Comme prévu, le lendemain, nous sommes partis nous promener en dromadaire avec un guide pour deux jours. Même si nous savions maintenant que le ‘’carré de sable’’ était limité à 6km par 25km, il y avait amplement d’espace pour avoir plaisir. Nous avons donc dormis sous la tente deux soirs, célébrer l’anniversaire d’Hélène, observer le coucher de soleil sur les dunes et profiter de ce moment où le temps n’a pas vraiment d’importance pour apprécier la vie du désert. Ma seule déception, vient du fait qu’au deuxième matin, je me suis réveillé avec le cou ‘’barré’’ et que le moindre petit mouvement est assez douloureux.
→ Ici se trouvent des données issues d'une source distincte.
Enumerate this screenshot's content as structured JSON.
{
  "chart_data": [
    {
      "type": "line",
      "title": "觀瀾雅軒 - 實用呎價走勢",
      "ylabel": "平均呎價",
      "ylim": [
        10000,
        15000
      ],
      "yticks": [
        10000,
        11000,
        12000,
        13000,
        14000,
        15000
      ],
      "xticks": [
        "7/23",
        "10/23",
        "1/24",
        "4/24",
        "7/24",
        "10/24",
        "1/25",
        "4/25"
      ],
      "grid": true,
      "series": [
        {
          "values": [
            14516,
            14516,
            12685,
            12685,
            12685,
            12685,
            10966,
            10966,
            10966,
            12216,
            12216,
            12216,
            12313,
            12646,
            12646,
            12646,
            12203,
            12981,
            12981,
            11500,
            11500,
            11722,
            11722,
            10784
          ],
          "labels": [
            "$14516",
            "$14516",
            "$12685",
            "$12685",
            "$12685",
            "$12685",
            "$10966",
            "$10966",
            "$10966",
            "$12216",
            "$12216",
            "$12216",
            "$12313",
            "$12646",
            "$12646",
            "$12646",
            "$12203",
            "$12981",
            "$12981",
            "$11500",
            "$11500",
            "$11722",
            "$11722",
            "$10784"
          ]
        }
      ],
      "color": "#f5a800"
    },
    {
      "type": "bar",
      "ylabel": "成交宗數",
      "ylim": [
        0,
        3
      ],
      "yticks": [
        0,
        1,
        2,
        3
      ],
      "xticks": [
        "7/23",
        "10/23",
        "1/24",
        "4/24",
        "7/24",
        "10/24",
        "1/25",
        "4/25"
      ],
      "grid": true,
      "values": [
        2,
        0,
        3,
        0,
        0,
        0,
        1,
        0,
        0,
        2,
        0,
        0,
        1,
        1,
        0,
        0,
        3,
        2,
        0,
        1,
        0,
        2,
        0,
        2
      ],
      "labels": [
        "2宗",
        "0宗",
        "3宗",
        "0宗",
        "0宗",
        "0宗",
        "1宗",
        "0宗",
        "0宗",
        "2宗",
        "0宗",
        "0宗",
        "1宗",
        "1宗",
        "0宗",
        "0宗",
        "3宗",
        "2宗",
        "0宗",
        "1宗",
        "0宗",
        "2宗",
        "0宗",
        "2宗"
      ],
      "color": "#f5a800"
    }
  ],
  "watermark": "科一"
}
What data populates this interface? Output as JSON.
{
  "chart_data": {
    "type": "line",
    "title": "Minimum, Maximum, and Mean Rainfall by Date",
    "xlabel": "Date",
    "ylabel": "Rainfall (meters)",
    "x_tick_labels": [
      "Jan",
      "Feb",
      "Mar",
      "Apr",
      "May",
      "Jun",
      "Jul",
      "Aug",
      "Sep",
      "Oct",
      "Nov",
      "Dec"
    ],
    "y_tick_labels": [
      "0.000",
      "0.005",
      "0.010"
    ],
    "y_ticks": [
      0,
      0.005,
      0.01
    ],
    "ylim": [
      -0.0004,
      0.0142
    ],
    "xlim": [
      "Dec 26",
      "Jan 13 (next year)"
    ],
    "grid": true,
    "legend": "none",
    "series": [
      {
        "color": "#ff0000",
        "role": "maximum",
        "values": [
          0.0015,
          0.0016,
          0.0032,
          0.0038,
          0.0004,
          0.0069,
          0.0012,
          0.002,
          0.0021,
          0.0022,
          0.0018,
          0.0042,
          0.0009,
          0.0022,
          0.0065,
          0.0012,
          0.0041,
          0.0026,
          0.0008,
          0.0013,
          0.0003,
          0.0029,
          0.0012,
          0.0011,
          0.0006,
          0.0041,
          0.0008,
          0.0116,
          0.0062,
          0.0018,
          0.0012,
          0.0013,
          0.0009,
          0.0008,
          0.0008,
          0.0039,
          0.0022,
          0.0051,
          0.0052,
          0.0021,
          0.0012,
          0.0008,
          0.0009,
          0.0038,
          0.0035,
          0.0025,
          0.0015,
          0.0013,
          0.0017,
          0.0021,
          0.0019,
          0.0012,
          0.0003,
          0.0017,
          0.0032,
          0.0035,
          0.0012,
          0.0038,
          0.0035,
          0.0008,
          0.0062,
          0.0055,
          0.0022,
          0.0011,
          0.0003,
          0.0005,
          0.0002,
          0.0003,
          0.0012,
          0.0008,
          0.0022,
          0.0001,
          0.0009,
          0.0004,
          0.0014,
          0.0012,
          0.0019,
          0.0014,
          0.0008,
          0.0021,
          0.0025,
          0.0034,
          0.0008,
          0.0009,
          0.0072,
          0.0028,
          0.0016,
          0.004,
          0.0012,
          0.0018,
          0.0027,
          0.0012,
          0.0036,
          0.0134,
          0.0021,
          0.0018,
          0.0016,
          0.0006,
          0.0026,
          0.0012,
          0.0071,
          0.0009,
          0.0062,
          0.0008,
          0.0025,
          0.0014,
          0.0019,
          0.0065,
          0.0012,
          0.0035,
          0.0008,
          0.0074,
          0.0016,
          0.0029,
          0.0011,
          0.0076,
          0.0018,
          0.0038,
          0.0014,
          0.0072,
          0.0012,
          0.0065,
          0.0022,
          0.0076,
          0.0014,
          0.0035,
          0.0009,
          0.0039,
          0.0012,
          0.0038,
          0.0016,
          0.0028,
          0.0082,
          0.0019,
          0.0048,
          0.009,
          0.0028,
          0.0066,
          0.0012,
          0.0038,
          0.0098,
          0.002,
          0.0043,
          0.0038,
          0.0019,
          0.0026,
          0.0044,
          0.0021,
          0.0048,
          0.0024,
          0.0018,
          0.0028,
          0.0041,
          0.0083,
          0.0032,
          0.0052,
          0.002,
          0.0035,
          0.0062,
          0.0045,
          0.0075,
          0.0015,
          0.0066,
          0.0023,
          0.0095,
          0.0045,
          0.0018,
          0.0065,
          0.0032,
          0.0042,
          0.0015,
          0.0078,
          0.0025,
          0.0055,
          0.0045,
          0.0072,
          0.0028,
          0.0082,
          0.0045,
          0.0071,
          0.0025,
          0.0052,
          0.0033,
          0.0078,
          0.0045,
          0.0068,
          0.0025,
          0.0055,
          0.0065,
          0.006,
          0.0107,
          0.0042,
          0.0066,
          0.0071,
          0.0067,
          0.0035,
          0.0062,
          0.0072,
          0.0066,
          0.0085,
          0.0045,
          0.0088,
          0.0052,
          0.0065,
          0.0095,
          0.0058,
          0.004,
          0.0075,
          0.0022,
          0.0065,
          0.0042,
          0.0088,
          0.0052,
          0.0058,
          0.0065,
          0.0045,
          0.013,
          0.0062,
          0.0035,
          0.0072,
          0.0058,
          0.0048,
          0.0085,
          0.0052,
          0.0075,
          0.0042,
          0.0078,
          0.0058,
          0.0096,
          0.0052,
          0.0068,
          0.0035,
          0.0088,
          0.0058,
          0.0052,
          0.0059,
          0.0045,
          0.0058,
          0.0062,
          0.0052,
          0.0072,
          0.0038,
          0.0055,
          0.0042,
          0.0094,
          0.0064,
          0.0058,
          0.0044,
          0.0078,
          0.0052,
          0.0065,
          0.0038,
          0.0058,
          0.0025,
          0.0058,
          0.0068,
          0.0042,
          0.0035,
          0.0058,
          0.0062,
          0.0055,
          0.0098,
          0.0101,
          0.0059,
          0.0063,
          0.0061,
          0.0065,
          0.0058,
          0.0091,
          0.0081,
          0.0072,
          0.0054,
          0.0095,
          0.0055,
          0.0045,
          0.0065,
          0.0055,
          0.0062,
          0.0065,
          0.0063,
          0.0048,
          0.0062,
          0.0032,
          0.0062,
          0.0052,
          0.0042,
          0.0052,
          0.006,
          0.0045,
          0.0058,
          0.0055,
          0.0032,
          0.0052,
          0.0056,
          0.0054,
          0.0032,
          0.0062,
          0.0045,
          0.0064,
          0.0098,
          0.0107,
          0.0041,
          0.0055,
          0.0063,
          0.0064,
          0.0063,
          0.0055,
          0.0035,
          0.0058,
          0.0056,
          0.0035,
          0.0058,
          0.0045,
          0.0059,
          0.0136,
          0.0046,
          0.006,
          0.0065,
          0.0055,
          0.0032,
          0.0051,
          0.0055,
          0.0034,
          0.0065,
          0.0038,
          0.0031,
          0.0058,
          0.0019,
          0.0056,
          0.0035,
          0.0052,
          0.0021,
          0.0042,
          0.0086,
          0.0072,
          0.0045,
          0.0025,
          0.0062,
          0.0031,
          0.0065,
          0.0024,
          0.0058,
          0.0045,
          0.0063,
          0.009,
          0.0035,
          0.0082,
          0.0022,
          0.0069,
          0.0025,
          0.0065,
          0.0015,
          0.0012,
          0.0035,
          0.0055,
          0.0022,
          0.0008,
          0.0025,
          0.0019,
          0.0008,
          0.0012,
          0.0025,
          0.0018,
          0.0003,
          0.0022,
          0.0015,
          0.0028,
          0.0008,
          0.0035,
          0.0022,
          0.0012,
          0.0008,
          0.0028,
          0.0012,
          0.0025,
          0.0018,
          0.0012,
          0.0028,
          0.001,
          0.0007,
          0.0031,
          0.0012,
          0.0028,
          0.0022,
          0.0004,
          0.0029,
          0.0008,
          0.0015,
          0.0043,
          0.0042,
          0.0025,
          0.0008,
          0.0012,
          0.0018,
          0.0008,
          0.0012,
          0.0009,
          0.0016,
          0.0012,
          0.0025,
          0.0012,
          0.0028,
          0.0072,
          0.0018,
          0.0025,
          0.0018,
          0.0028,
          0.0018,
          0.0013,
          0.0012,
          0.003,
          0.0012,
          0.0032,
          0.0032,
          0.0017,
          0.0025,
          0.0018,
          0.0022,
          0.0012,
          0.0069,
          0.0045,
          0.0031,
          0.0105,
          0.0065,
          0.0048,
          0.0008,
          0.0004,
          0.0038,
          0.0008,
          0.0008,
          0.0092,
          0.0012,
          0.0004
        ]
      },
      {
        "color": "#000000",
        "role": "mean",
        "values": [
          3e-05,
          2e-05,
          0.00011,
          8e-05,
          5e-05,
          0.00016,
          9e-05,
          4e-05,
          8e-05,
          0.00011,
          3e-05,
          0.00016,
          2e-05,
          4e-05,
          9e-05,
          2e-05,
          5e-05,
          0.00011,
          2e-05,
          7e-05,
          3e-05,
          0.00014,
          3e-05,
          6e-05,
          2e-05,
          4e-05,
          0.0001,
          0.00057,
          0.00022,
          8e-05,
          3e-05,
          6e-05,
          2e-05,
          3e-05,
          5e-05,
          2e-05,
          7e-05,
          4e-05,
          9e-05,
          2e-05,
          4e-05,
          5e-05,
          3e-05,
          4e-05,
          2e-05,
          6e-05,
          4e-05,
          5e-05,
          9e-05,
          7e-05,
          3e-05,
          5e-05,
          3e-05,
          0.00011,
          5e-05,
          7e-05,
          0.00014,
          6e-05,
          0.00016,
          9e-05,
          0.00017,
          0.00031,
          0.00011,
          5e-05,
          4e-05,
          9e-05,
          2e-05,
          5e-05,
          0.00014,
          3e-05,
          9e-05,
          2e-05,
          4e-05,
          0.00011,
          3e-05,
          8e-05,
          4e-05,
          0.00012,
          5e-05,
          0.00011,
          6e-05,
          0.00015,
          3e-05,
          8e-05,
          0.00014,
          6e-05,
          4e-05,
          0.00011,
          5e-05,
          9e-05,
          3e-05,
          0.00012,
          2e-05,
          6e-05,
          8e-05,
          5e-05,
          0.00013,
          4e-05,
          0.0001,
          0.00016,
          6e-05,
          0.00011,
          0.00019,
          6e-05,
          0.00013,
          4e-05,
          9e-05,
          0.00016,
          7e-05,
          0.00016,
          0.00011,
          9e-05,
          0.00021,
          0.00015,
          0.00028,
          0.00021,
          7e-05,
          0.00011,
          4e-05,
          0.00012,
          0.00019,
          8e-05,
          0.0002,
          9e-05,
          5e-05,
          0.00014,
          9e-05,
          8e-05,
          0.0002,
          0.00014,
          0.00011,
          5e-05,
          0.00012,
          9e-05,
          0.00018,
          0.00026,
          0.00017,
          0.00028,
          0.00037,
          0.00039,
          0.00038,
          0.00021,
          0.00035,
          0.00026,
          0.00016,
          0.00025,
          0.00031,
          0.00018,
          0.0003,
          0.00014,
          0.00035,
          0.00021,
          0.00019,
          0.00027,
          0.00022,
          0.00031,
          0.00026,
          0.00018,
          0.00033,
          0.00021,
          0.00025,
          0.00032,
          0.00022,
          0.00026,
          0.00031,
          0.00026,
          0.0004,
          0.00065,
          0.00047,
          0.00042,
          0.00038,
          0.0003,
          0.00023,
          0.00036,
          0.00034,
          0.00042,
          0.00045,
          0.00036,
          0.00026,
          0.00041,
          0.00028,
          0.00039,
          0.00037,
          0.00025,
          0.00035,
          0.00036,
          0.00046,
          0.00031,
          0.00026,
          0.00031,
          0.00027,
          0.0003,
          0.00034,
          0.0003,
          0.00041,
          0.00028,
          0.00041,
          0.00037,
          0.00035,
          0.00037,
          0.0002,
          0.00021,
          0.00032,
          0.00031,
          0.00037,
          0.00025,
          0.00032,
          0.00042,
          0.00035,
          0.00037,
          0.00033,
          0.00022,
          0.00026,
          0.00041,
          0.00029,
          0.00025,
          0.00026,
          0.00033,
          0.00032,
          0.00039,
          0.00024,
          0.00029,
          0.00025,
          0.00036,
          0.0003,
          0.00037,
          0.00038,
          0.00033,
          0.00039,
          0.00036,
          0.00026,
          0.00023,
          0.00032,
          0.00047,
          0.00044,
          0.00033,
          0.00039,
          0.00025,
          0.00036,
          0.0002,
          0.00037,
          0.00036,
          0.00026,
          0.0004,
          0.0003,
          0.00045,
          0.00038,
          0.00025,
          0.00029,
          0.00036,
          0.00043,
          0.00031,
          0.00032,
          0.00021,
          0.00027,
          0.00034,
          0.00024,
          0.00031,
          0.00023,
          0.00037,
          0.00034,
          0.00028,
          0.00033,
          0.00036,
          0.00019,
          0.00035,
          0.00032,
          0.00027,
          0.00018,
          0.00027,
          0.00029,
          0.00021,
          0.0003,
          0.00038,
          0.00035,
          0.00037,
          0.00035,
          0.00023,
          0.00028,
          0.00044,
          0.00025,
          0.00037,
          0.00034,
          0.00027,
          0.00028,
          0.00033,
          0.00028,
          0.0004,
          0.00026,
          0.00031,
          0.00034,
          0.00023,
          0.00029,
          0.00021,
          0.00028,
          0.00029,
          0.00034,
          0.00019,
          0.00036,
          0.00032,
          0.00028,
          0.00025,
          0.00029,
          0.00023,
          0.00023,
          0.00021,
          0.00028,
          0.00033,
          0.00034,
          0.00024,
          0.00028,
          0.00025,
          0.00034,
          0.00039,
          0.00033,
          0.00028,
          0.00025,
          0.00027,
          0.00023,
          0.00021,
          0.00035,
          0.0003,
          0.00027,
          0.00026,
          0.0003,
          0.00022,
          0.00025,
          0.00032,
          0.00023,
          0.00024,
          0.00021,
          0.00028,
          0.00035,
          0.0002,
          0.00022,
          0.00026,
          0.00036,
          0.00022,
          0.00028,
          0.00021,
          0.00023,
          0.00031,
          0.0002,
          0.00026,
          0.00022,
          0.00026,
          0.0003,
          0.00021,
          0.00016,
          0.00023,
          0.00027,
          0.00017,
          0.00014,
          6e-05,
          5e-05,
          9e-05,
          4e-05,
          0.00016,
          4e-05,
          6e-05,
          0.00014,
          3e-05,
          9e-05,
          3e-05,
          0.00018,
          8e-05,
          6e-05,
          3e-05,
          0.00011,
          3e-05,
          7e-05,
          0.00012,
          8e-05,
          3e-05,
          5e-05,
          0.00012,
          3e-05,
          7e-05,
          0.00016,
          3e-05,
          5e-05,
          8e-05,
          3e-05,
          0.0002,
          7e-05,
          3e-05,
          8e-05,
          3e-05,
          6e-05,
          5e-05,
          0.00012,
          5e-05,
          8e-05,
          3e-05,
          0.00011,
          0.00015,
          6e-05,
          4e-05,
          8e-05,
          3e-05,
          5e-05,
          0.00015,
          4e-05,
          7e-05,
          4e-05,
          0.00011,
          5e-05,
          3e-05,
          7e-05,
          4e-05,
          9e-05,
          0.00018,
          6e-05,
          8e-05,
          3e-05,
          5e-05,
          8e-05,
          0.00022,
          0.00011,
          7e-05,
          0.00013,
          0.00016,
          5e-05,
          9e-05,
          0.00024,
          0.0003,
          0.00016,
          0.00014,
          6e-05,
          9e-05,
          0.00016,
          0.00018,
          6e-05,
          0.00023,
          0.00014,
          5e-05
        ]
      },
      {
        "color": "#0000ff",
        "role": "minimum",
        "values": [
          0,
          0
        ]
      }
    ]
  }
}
C’est dommage, mais ça devrait aller mieux d’ici quelques jours.



Le récit de nos aventures est terminé, je ressors de mes pensées et je suis de retour dans mon autobus. Plus que quelques heures à attendre et nous arriverons à Merzouga… au milieu de la nuit…. Maudit! J’aurai certainement de nouvelles histoires à vous raconter là-dessus dans mon prochain et dernier blog sur le Maroc.